Da das Ganze zunächst mal ein One-Shot bleiben sollte, habe ich von Sperenzchen wie der zwischenzeitlichen Entführung des Schutzbefohlenen abgesehen. Praktischerweise zeigt sich seine magische Begabung auch darin, dass er in Fällen von Gefahr unsichtbar wird.

Bei dem Kräuterweiblein ergibt sich noch eine kleine Überraschung: Es stellt sich nämlich heraus, dass sich bei ihr Räuber eingenistet haben, die aber gerade nicht da sind. Die alte Hulda (so ihr Name) sieht nur eine Möglichkeit zu helfen, indem sie die Gefährten schnell durch den gefährlichen Dungeon schickt, der von ihrer Hütte aus in den tiefen Wald zum Roten Turm führt.

Dungeons and Spiders

Der dämonenbesessene Wachhund der Räuber ist schnell überwunden (manchmal schießt so ein Halbelf doch ganz gut) und selbst die schweinsgroßen Riesenspinnen tiefer im Gang sind dem spitzen Dolch der Grafentochter auf Dauer nicht gewachsen (Notiz an mich: Gegner schwerer machen!).

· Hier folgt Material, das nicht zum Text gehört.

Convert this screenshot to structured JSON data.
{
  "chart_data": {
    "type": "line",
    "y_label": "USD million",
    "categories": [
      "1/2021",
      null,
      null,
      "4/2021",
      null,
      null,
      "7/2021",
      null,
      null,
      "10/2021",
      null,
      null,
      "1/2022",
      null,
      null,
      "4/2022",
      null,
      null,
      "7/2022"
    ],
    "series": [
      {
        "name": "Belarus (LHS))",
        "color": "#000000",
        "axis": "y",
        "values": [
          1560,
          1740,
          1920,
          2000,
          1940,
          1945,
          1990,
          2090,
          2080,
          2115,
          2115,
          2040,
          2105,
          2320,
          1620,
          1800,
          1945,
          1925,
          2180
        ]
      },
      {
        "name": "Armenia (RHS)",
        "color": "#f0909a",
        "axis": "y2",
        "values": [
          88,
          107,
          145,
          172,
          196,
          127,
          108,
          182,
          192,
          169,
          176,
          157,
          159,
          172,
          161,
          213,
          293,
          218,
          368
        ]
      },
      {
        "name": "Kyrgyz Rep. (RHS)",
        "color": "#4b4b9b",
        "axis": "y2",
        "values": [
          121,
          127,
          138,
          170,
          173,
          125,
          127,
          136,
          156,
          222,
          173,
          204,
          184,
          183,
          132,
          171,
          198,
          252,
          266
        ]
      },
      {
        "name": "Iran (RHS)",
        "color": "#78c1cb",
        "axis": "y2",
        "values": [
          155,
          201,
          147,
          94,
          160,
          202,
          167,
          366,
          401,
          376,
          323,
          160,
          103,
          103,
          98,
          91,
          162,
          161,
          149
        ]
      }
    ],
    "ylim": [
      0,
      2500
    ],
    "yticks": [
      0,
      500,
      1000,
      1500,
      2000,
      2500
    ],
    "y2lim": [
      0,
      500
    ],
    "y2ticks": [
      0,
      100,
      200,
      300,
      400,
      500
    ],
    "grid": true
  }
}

Aufgrund der fortgeschrittenen Zeit des Spielabends hatte ich den “Endgegner” kurzerhand rausgestrichen (die Dame schlief halt in ihrem unterirdischen Tümpel) und die Gefährten gleich über einen großen Troll stolpern lassen.

Dieser stellt sich aber als recht redselig und umgänglich heraus – aber auch nur, weil er den Bauernknaben als würdig für den Roten Turm erkennt. Aufgabe gelöst.

Schicksalspunkte

FATE hat sich in dieser Konstellation und Anwendung als hervorragendes (Wieder-)Einsteiger-System gezeigt. Beiden Spielern war das System vorher nicht bekannt – und doch haben sie sich problemlos in die Grundprinzipien reinfuchsen und gleich loslegen können.

Nun haben wir – und da schließe ich mich ausdrücklich ein – die Möglichkeiten des Systems noch lange nicht ausgeschöpft. Gerade ich als Spielleiter hätte den Aspekten deutlich mehr Beachtung schenken können. Zwei mal immerhin habe ich die Spieler damit zu Handlungen nötigen können, die entweder amüsant oder zielführend für die Handlung waren. Aber damit haben wir beim potentiellen Spielspaß, den Aspekte bieten, ja gerade mal an der Oberfläche gekratzt. Naja, man muss sich ja auch noch steigern können.

Weiter geht’s!

Die Gelegenheit dazu wird sich schon bald ergeben. Denn alsbald steht Sitzung Nummer zwei an.

Was erleben unsere Helden im Roten Turm? Wie finden sie aus dem tiefen Wald wieder hinaus? Können sie die alte Hulda aus den Klauen der Räuber befreien und das Kriminalitätsproblem des Königreichs Ustrien lindern? Wie fügen sich die drei neuen Helden ein, auf die sie im Roten Turm treffen werden? Oder kommt alles etwa ganz anders?

Fortsetzung folgt …

Kategorien: Rollenspiel

3 Kommentare

  1. Sehr empfehlenswert, da viel ausführlicher und … will sagen FATEiger, ist im Übrigen Rons Malmsturm-Spielbericht im Edieh-Blog: http://www.edieh.de/2011/08/07/testlauf-malmsturm/

  2. Danke für den Erfahrungsbericht. Ich werde selbst in 1,5 Wochen das erste Mal Malmsturm leiten und habe nun einen besseren Eindruck wie das ausgehen könnte. Ich bin auch mal ganz mutig und bereite nix vor, da ich den Spielern die Wahl des Settings überlassen will und ich die Chars eh noch nicht kenne. Die erstellen wir dann. Damit spielen wir nicht wirklich Malmsturm sondern eher Fate direkt, aber so groß ist der Unterschied ja nicht. Und ich trainiere meine Impro-Fähigkeiten.

  3. Freut uns zu hören das dich Malmsturm noch überzeugen konnte!